Interestingly enough in this context, the author of the term scientist, William Whewell, was also a violent anti-evolutionist and, unsurprisingly, in later life neither he nor Darwin was over-keen to emphasize their earlier intimacy, acknowledged in Darwin's autobiography by the statement that "next to Sir J. Mackintosh he [William Whewell] was the best converser on grave subjects to whom I ever listened".
The last section of Sydney Ross' paper is devoted to the scientist modern (back in 1962) 'usage and abusage':
"In the excessive popularity of science, scientist, and scientific in the newspaper vocabulary, the process of extension is carried nearly all the way to nonsense. These words, according to a modern scholar, are 'used too much, and by the wrong people'; they are 'vogue-words' of high prestige, bandied about for effect, but based on vague and imprecise notions of what they stand for. The patient, dedicated men and women, the living realities of the word scientist, working in laboratories and communicating in an esoteric language only with their peers, do not satisfy the general craving for definitive answers to social, economic, and political problems, which, so the great half-educated has been led to expect, 'science' has it in its power to deliver. An abstraction named 'the scientist' has been given form in people's minds as a new figure of authority, corresponding to the priest or witch-doctor of a more primitive culture, whose 'scientific' statements can be accepted with child-like reliance. The notion is dangerous not merely because it is untrue but because it is irrational.
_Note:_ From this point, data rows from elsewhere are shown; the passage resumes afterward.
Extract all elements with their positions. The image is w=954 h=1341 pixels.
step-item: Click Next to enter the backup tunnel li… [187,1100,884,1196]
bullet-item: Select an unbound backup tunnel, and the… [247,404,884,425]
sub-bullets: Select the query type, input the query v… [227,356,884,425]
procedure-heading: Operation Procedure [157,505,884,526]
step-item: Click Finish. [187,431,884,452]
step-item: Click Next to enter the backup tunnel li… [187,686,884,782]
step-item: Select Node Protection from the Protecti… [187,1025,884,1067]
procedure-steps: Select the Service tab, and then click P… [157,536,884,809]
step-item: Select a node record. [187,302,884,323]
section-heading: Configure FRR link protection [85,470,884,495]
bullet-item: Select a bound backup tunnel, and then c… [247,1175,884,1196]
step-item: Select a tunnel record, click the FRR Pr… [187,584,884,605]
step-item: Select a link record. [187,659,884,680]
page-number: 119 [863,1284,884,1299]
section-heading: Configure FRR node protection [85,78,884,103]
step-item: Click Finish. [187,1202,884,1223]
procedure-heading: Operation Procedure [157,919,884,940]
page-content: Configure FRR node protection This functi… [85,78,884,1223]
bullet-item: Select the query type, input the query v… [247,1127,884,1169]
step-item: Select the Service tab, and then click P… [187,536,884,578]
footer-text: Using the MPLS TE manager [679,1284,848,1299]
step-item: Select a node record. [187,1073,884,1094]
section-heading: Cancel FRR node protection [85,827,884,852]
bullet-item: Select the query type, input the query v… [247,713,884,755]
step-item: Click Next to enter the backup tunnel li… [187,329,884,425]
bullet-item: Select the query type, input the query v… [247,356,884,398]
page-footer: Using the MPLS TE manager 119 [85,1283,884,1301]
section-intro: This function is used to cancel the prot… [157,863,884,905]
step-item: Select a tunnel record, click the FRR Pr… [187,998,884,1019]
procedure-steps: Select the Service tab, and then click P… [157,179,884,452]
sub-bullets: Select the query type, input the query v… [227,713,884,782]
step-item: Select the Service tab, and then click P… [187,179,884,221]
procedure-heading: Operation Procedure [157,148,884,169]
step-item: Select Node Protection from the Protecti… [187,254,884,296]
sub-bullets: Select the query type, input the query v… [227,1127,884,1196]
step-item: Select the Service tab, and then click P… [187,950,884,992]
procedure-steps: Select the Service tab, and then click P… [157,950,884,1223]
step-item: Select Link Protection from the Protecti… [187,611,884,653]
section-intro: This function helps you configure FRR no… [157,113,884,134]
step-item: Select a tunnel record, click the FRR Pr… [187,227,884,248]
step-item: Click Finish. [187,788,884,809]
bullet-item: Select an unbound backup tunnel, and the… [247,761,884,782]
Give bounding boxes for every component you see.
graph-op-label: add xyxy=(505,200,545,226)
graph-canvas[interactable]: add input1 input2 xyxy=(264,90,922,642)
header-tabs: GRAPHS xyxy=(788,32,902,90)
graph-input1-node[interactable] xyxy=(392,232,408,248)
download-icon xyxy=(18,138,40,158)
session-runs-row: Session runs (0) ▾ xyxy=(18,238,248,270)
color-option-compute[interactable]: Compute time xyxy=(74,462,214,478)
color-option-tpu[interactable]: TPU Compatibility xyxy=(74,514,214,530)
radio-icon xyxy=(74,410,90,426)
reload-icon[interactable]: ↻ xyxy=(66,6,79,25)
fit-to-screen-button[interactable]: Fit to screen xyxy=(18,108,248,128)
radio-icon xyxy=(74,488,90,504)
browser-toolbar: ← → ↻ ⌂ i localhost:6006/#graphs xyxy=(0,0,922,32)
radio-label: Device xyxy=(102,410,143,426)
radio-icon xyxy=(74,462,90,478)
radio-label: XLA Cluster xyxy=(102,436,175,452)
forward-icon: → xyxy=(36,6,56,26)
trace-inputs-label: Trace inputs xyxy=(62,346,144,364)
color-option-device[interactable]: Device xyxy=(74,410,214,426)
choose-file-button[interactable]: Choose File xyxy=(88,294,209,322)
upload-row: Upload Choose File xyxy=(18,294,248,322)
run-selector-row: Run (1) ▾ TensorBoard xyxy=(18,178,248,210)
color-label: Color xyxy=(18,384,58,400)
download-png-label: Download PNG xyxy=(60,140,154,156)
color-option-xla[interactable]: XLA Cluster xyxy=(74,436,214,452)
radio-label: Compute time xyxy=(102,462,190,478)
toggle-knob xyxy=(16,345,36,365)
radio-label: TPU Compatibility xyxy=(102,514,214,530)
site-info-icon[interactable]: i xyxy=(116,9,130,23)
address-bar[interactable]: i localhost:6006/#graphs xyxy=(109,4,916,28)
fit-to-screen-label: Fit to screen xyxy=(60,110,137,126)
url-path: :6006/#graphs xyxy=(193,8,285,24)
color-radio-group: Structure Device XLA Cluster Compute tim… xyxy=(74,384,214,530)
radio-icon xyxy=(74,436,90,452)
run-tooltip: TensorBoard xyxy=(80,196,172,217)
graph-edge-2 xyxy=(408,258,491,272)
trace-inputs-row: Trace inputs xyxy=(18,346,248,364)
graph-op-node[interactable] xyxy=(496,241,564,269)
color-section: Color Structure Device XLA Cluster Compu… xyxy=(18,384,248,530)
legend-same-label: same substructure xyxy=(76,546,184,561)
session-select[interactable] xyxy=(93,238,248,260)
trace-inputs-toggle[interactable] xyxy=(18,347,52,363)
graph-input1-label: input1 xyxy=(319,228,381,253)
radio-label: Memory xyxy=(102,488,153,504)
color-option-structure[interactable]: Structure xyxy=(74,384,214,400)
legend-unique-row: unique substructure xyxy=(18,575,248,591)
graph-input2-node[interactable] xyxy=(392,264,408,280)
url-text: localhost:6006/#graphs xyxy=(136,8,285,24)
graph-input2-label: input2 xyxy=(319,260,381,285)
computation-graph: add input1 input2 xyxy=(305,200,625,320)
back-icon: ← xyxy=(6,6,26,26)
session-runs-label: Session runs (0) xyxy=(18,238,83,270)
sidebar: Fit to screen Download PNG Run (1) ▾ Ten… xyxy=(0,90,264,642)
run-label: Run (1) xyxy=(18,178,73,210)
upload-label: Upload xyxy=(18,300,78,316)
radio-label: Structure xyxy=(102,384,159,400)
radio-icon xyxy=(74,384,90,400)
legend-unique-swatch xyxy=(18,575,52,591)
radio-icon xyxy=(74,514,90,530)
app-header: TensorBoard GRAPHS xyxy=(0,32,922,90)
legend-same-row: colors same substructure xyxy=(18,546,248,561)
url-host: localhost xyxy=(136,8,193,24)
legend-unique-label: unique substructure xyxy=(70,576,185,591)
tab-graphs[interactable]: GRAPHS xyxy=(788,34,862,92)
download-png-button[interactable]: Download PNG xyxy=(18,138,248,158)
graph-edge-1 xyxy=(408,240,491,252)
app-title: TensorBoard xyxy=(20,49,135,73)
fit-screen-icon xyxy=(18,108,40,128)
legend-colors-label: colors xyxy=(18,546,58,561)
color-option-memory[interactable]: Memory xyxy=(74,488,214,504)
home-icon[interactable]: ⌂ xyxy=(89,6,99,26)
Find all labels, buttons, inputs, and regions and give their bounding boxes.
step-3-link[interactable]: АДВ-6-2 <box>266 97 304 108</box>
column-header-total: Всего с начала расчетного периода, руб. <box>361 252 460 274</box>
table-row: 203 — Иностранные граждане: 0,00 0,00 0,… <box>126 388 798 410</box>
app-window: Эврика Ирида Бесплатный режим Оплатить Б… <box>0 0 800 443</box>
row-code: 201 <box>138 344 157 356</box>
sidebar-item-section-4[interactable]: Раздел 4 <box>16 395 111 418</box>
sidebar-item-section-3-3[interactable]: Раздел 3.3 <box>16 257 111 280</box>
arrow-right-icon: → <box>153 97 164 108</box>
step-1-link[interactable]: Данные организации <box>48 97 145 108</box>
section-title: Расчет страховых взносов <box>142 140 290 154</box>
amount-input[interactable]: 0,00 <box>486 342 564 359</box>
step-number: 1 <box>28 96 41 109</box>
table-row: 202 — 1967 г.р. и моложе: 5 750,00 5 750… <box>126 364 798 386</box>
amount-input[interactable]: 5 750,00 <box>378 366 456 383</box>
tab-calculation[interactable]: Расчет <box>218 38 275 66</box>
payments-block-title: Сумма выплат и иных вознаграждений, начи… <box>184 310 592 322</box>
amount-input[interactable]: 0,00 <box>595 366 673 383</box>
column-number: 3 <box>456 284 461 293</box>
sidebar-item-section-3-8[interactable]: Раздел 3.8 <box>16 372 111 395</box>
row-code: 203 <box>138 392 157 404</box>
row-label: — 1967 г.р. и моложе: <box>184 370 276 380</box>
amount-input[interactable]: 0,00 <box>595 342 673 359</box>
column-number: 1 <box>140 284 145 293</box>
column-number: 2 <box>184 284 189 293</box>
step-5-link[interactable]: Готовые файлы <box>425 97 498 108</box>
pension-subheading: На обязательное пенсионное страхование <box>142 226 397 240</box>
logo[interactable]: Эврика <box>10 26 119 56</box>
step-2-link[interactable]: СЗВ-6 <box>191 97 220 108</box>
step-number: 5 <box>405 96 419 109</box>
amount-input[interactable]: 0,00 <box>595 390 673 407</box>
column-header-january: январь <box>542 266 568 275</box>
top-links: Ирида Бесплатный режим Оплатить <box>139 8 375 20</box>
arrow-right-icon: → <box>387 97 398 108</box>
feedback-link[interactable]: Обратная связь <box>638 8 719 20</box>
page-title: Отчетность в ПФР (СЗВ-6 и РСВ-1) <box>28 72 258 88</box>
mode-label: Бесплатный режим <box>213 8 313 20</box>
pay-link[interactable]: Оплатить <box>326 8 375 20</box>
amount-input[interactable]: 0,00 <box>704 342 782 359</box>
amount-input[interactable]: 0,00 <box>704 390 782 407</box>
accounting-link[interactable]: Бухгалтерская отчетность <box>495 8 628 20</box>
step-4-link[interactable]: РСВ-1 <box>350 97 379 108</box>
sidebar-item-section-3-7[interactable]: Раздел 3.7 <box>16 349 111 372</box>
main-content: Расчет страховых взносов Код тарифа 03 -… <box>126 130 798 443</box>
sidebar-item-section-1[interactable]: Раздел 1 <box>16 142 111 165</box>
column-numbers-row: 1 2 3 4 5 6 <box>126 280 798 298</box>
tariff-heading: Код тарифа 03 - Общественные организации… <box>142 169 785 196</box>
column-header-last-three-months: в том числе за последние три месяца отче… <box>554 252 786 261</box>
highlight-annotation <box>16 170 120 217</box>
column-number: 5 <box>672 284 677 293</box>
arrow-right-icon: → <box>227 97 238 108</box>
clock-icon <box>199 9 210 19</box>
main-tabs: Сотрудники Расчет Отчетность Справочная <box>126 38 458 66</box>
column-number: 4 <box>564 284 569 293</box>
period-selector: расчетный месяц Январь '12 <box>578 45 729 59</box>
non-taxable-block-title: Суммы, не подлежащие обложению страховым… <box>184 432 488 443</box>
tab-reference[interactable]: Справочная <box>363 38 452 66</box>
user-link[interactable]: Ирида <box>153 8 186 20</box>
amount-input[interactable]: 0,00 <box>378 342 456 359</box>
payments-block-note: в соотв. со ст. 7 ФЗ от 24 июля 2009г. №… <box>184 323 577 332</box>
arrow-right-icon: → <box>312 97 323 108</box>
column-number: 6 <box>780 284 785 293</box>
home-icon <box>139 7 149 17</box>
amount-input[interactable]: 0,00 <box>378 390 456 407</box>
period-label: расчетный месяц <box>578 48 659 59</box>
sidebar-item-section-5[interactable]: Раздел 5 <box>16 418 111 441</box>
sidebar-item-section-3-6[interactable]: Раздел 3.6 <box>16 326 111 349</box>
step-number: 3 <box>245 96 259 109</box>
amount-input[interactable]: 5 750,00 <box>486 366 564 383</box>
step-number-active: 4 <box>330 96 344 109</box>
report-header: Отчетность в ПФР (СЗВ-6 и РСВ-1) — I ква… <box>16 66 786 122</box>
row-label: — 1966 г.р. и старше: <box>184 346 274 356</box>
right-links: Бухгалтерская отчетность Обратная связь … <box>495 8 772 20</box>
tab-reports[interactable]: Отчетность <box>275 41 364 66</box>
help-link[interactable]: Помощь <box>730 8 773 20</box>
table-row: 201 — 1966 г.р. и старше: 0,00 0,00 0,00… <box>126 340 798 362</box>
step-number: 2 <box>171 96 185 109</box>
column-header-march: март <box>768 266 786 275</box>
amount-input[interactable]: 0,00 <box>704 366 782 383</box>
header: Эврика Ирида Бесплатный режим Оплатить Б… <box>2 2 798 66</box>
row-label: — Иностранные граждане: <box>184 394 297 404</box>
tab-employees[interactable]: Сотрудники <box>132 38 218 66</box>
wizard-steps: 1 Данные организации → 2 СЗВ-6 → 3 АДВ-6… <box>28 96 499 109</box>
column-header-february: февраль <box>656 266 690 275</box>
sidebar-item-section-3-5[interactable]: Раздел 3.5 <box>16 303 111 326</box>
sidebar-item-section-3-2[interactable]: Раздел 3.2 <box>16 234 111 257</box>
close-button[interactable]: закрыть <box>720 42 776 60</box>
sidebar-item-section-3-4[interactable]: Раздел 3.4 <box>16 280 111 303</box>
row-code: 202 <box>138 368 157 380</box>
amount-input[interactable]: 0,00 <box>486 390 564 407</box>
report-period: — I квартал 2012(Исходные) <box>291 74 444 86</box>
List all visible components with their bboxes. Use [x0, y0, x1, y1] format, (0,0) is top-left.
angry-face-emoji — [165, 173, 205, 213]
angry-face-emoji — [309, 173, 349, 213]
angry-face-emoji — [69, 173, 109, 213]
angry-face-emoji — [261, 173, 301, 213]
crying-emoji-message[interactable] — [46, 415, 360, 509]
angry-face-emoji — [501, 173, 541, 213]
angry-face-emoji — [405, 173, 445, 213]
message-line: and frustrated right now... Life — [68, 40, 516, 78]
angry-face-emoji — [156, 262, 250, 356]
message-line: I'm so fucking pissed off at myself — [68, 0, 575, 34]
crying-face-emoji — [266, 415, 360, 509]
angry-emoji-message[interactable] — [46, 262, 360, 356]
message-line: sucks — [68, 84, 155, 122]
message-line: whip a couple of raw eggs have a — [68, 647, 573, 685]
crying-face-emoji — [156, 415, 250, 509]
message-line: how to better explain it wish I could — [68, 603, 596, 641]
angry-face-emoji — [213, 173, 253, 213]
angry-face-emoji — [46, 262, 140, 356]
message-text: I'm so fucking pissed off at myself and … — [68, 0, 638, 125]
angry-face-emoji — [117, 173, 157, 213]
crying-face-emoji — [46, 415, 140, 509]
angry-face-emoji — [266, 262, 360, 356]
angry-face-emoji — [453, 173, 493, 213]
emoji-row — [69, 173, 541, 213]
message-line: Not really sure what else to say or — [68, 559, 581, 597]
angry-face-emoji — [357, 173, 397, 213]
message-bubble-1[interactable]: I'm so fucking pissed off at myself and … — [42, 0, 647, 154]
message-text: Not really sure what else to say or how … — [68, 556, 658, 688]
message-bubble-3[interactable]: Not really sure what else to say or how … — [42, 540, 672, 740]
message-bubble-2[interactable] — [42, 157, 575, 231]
The quest for absolute scientific validity is as hopeless as the quest for the philosopher's stone. There may be incidental good in a political or religious philosophy that claims 'Scientific' authority and that stands ready to identify itself with the ready-made image in the popular mind of the infallibility of science; but the willingness to assume and exploit that role betrays the unprincipled shrewdness of the publicist."